Study: Physicians wrongly blame high healthcare costs on patient demands

Many physicians believe patients' inappropriate demands or requests for medical tests or treatments are partially responsible for ballooning healthcare costs, but the rate at which these requests are satisfied is actually very low, according to a recent study published in JAMA Oncology, of which Ezekiel Emanuel, MD, PhD, was the senior author.

Additionally, physicians feel compelled to do additional tests and procedures to protect themselves from medical malpractice suits.
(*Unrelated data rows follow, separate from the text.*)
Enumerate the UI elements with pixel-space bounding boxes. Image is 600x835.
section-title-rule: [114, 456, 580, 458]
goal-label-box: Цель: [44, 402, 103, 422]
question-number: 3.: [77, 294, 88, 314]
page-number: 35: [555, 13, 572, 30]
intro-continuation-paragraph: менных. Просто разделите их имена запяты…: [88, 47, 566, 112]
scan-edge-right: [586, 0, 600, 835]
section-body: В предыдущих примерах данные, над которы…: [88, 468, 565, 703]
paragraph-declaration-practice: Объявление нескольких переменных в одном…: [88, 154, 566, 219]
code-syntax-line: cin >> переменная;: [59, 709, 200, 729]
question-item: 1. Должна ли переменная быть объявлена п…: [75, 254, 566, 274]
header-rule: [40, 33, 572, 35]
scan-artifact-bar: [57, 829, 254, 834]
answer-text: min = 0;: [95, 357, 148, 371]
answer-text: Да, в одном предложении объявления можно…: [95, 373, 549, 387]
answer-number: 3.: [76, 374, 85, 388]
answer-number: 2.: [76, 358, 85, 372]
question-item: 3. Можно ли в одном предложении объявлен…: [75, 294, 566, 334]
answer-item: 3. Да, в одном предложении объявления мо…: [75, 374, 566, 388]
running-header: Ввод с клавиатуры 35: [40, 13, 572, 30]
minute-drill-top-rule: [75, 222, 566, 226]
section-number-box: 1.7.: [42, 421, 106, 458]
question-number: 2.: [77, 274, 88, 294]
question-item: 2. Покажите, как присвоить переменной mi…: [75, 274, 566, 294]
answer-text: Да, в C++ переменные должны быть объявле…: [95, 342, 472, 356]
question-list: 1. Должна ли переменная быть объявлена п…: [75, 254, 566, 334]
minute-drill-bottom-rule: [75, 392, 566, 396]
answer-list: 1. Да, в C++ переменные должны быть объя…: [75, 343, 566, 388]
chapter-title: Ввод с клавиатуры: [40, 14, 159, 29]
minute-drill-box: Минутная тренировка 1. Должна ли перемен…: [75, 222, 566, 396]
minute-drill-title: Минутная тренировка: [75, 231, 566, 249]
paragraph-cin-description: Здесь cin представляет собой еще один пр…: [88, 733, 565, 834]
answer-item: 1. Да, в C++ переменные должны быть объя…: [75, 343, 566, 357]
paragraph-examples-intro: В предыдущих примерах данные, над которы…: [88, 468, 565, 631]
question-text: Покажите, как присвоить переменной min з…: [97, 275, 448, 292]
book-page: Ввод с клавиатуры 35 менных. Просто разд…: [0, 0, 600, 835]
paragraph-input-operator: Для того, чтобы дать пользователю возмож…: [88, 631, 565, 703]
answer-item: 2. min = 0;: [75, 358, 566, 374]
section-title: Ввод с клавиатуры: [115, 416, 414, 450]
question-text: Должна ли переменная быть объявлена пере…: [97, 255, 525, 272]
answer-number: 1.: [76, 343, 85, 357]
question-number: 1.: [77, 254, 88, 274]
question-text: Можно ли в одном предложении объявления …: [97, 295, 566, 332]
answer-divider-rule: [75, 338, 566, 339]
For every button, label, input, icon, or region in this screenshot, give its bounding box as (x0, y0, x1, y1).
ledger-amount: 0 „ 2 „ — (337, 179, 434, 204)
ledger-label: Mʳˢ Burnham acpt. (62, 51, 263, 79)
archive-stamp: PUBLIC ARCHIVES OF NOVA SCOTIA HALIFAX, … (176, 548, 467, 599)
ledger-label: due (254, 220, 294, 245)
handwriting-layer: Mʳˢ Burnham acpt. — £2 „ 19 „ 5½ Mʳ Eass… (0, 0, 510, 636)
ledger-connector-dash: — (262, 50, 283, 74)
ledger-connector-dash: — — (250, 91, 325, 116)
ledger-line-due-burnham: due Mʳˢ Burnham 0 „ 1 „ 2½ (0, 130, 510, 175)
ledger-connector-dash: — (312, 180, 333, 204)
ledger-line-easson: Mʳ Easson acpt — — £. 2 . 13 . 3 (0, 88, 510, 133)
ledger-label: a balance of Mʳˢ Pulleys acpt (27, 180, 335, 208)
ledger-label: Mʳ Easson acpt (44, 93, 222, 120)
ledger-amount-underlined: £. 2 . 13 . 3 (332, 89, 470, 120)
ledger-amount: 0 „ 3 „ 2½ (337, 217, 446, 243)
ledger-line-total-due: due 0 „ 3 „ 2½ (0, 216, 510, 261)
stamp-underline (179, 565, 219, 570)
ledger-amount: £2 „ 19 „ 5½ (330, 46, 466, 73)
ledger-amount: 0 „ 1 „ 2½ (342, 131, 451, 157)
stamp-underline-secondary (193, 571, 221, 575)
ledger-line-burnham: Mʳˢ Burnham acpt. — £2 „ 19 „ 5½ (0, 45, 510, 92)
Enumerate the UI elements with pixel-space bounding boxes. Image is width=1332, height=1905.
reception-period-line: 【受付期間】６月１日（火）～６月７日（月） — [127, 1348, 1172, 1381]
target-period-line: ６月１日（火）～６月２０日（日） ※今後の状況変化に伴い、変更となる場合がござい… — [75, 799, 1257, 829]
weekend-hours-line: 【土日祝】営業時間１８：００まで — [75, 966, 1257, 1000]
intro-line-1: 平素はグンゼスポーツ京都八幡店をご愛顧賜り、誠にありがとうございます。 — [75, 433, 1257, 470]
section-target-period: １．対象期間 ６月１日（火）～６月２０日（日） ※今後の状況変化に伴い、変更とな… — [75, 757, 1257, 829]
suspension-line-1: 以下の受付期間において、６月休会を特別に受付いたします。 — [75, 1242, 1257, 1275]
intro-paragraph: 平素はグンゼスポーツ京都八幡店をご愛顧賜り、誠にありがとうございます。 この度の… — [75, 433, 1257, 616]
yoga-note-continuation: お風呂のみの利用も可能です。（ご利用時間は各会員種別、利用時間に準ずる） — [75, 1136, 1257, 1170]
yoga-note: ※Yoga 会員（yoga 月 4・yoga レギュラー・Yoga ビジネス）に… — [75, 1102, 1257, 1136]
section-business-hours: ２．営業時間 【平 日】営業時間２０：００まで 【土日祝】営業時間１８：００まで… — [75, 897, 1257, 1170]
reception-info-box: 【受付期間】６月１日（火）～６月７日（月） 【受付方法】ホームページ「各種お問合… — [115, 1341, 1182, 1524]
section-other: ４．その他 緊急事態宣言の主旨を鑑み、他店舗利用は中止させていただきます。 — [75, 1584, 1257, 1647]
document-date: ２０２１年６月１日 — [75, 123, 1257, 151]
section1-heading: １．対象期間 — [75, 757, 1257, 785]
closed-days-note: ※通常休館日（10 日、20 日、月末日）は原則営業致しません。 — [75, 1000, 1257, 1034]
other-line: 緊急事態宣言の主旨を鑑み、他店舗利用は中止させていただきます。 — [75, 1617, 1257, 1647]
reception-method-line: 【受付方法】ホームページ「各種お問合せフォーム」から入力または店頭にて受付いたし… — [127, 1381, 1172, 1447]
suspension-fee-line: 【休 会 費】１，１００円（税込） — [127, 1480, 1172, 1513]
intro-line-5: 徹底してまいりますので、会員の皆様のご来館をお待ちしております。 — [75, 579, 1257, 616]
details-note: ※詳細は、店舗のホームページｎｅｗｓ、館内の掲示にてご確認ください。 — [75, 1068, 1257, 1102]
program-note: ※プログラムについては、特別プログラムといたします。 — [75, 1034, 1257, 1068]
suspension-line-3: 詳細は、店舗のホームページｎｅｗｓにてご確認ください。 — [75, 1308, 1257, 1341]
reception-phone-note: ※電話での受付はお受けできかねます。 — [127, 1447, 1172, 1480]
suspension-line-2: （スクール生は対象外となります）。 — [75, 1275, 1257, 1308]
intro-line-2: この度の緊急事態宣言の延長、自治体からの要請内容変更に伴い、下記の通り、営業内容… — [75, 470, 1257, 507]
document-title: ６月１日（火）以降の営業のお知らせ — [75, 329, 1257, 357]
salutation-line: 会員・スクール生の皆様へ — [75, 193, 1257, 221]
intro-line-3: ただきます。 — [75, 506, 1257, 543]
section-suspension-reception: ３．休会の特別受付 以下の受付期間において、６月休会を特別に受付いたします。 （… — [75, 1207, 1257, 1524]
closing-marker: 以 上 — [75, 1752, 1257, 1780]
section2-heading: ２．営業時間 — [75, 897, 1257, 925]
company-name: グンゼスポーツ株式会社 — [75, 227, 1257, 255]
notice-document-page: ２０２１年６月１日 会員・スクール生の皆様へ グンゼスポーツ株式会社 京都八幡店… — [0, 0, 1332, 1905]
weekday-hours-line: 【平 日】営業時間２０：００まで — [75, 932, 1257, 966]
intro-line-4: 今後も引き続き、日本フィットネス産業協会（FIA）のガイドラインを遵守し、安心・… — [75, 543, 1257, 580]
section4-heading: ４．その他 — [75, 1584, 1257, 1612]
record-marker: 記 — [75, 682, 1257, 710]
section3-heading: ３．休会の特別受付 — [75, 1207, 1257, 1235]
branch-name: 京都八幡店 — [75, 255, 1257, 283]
Despite their beliefs, the study shows malpractice and defensive medicine account for a very small portion of rising healthcare costs.

The study analyzed 5,050 patient-clinician encounters involving 3,624 patients and 60 clinicians in three oncology outpatient facilities between October 2013 and June 2014.
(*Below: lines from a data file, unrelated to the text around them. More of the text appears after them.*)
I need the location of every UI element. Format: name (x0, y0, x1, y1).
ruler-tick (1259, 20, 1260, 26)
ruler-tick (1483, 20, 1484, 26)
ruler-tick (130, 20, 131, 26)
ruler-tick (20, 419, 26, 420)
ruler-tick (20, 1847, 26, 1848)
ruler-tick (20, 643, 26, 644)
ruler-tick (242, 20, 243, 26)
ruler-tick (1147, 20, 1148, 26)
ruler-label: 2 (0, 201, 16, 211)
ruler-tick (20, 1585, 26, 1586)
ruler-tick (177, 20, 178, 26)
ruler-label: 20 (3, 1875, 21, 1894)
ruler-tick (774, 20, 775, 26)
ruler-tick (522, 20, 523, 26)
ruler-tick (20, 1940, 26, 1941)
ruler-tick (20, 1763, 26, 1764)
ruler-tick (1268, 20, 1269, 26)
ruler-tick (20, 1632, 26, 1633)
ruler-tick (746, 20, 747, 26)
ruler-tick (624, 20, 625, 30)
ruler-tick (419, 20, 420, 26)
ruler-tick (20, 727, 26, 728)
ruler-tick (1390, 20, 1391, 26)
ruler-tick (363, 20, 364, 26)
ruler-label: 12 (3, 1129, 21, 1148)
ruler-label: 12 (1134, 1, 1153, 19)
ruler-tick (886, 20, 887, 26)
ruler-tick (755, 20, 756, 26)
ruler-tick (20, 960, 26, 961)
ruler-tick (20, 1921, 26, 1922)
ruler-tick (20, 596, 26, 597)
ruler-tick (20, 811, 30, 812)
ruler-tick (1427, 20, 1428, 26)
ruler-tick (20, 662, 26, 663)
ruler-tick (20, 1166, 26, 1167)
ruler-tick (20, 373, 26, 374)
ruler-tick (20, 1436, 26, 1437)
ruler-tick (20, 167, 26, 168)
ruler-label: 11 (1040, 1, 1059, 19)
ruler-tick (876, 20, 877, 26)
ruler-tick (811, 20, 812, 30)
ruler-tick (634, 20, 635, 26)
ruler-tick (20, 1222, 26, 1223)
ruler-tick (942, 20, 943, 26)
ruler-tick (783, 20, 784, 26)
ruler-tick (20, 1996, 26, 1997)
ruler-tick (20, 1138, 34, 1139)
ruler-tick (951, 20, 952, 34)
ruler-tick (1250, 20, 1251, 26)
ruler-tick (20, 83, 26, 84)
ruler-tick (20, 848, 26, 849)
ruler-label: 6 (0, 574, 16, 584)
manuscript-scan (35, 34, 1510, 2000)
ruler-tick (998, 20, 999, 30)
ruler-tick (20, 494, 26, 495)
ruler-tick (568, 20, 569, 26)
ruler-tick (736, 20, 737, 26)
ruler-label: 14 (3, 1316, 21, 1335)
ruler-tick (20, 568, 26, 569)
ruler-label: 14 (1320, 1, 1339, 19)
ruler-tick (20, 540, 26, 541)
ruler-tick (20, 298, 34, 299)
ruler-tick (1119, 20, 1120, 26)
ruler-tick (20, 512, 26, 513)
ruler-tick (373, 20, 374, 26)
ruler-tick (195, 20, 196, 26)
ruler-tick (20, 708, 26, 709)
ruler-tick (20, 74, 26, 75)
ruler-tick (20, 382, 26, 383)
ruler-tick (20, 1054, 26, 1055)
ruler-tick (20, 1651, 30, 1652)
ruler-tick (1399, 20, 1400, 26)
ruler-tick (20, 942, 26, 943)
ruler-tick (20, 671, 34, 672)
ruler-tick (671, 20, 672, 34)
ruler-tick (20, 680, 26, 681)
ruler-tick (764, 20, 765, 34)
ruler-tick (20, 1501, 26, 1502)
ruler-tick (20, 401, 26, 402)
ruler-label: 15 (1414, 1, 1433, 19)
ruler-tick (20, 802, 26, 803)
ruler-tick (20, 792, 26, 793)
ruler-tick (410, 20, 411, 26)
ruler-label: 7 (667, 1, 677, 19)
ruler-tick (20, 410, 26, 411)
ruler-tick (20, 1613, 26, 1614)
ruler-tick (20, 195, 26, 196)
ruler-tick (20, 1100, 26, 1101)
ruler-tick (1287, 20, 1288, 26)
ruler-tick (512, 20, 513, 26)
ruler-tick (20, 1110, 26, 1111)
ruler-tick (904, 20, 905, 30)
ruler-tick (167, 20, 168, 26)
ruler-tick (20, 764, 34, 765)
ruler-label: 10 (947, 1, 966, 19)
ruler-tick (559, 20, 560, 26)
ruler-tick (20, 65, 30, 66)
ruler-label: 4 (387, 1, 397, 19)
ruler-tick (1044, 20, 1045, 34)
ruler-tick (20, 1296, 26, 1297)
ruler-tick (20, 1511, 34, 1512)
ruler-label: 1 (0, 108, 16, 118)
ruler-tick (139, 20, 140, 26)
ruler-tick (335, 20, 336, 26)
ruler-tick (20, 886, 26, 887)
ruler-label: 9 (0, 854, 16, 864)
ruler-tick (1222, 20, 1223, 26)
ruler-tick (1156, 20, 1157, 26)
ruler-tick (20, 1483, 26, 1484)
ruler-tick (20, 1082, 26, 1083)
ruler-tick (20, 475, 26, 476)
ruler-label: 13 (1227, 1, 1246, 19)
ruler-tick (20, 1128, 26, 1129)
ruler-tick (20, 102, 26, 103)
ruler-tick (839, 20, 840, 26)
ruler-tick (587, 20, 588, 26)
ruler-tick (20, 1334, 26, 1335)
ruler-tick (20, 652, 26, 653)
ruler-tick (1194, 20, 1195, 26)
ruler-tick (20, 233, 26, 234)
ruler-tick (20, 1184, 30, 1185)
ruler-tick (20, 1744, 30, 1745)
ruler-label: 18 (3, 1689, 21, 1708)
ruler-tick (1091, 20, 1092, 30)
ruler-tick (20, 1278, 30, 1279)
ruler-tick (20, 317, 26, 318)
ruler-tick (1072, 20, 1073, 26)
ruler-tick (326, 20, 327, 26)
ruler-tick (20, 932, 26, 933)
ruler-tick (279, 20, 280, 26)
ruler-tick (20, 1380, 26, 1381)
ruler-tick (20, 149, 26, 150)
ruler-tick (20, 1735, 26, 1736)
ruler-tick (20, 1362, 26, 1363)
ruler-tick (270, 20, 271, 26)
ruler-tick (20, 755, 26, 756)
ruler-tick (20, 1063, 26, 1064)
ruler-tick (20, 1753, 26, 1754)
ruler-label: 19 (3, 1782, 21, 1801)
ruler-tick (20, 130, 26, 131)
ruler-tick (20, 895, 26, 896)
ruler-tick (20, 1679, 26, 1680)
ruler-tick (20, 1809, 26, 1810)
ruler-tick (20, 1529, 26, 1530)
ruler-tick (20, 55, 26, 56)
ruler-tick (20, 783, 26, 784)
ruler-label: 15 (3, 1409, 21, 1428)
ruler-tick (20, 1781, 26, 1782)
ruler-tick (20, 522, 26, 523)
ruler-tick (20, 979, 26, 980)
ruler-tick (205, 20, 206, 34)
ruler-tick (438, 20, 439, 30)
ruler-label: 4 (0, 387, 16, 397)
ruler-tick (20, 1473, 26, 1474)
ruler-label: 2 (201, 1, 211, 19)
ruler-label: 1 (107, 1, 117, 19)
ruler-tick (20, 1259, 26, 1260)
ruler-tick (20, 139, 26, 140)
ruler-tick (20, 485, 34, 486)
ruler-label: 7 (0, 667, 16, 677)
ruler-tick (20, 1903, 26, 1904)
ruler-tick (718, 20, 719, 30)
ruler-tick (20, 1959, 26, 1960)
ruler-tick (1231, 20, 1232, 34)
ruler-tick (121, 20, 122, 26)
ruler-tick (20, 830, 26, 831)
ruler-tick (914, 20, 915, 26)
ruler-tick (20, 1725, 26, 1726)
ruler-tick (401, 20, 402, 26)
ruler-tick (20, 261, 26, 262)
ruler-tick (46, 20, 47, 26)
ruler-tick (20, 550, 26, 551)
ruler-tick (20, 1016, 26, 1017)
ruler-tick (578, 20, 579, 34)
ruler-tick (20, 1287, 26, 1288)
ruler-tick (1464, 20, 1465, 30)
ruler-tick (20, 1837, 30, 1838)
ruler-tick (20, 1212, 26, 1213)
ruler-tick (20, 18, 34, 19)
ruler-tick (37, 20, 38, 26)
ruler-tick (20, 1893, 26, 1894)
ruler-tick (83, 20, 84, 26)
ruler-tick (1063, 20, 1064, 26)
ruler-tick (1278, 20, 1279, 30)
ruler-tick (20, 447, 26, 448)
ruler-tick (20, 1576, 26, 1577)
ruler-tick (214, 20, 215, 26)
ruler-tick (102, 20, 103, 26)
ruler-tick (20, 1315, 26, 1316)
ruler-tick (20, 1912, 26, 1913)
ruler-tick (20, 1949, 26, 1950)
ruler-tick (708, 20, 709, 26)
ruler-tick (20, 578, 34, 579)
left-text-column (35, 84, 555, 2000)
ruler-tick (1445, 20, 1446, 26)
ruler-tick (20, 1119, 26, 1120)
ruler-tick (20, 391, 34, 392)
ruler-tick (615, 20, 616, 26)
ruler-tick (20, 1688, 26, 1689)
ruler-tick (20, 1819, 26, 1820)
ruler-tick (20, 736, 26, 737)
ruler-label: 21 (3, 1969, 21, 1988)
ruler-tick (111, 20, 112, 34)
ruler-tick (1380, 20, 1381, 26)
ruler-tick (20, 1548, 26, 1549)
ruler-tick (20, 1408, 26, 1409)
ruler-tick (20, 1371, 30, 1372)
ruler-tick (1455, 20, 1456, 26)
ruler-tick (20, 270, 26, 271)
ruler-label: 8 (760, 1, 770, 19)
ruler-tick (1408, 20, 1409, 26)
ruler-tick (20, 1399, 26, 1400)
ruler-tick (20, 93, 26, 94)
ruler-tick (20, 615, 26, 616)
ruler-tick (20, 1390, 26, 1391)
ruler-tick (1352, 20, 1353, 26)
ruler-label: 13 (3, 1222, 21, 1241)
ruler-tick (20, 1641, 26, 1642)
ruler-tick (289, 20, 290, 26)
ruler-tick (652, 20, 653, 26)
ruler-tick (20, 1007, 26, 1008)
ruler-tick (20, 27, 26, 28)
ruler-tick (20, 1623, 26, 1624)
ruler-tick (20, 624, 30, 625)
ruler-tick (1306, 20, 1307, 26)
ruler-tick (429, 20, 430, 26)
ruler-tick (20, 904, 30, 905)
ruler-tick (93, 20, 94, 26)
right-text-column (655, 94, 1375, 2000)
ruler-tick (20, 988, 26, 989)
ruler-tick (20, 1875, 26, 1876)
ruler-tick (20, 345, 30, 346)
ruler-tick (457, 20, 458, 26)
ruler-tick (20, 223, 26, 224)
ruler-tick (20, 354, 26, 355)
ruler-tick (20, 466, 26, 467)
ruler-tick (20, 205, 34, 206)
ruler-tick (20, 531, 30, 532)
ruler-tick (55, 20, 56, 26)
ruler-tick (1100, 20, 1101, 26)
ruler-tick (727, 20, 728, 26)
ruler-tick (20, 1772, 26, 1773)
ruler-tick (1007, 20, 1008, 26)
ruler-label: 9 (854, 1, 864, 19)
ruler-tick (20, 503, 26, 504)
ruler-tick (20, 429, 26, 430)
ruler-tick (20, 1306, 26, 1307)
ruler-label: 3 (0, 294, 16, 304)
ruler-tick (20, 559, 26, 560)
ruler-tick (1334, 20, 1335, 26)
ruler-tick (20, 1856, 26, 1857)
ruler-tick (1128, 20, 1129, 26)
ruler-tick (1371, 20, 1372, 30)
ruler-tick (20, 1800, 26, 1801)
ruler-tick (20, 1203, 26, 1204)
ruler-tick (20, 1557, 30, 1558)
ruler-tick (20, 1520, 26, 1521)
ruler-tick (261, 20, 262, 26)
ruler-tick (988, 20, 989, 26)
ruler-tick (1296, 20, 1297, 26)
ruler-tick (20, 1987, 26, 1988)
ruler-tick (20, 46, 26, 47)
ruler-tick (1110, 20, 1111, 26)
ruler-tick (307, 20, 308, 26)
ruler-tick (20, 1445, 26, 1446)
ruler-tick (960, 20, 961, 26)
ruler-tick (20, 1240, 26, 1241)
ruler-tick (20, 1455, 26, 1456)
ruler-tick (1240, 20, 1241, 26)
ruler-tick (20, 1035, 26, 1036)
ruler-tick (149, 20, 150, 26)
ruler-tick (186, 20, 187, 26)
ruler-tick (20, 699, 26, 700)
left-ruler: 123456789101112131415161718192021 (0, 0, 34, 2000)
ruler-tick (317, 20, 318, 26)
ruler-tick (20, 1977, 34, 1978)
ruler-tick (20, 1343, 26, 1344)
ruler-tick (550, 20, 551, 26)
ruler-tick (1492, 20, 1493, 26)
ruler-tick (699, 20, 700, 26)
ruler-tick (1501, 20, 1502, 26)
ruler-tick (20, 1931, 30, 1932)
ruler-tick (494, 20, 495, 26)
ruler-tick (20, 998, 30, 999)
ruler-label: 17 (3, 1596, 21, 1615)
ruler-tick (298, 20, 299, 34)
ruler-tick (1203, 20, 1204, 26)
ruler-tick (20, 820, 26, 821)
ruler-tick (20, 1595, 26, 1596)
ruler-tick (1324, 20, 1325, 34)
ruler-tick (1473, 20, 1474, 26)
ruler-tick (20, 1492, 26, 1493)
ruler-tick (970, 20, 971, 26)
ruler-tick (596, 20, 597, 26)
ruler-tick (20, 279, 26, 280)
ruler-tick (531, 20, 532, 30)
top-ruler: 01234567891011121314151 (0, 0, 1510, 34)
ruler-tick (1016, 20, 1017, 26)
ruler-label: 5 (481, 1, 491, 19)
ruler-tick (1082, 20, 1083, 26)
Here are five key takeaways from the study:

  • Among the 5,050 encounters, 440 (8.7 percent) included a patient demand or request for a medical intervention, according to the study.
  • Clinicians complied with 83 percent, or 365, of the clinically appropriate demands.
  • Only in 11.4 percent of the encounters (50 encounters) did the patient demand or request clinically inappropriate interventions.
  • Clinicians complied with seven (14 percent) of these inappropriate demands or requests. They complied with inappropriate demands or requests in only 0.14 percent of the 5,050 total encounters.
  • Nearly half — 49.1 percent — of patient demands were for imaging studies, 15.5 percent were for palliative treatments (excluding chemotherapy and radiation), and 13.6 percent were for laboratory tests.